According to reports, the prime minister is set to announce an increase in the financial contributions millions of UK people make each month.
There are varying increases being spoken about from 1-2% in national insurance contributions, with different government figures and departments having their say.
It comes despite the Conservatives promising ahead of the 2019 general election not to increase national insurance, income tax or VAT in their manifesto.
Here’s a look at who pays national insurance, when it starts and stops and how much the proposed rise could be for UK contributors.
Who pays national insurance?
National insurance contributions are made to qualify for certain benefits from the UK government, including the state pension.

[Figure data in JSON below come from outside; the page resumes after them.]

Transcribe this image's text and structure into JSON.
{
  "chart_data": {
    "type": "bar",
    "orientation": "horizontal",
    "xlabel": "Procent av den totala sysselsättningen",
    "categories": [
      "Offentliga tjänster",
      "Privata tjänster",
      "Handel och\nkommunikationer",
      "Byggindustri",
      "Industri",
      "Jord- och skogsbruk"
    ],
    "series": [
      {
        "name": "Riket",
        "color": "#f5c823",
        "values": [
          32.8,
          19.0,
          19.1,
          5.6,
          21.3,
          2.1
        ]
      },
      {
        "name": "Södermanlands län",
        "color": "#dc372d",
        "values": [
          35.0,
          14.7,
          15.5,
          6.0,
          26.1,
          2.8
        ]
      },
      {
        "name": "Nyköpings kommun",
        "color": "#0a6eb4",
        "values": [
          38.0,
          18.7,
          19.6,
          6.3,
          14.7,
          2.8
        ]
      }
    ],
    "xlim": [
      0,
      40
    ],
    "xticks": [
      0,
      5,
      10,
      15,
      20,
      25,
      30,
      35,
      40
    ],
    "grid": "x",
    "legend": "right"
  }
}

Payments are made by people who are 16 years of age or over and are either an employee earning more than £184 a week or self employed making a £6,515 profit or more a year.
There are different types of national insurance classes, which is linked to how much you pay depending on employment status and how much you earn.
There is the option to pay voluntary contributions to avoid gaps in national insurance record while anyone earning between £120 and £184 a week has their record protected.
How are national insurance contributions calculated?
National insurance is made up of contributions deducted from their pay and those paid by their employer and depends on national insurance category and earnings.
National insurance categories:
- A - All employees apart from those in groups B, C, J, H, M and Z in this table
- B - Married women and widows entitled to pay reduced National Insurance
- C - Employees over the State Pension age
- J - Employees who can defer National Insurance because they’re already paying it in another job
- H - Apprentice under 25
- M - Employees under 21
- Z - Employees under 21 who can defer National Insurance because they’re already paying it in another job
Current employee national insurance rates:
- Category letter - £120 to £184 (£520 to £797 a month) - £184.01 to £967 (£797.01 to £4,189 a month) - Over £967 a week (£4,189 a month)
- A - 0% - 12% - 2%
- B - 0% - 5.85% - 2%
- C - N/A - N/A - N/A
- H - 0% - 12% - 2%
- J - 0% - 2% - 2%
- M - 0% - 12% - 2%
- Z - 0% - 2% - 2%
A category A employee will pay nothing for the first £184 earned, 12% on earnings between £184.01 and £967 and 2% on earnings over £967.
When do you stop paying national insurance?
National insurance contributions stop when you reach state pension age.
The state pension age changes over time, impacting different generations with life expectancy increasing, generally, and people working later in life.
For people reaching state pension age now (September 2021) then you will stop making national insurance contributions from the age of 66 for men and women.
For those born after 5 April 1960 the state pension age increases further to 67 and then again to 68 for those born after 5 April 1977.
How much is the proposed national insurance rise?
There are varying reports on how much the rise in National Insurance contributions could be.
Health secretary Sajid Javid is pushing for a 2% rise though chancellor Rishi Sunak is trying to keep any increase under 1%, according to The Times.
Number 10, however, wants a one percentage point rise, while the Treasury is pushing to go even higher to 1.25 percentage points, reports the Daily Telegraph.
No decisions have yet been made, was the government’s message on Friday 3 September.
Justice secretary Robert Buckland said it had to be a "generational change", as well as one for parliament, in an interview with Sky News.
He said: "We will work as quickly as possible in order to get that certainty that I think so many people have been looking for for so long."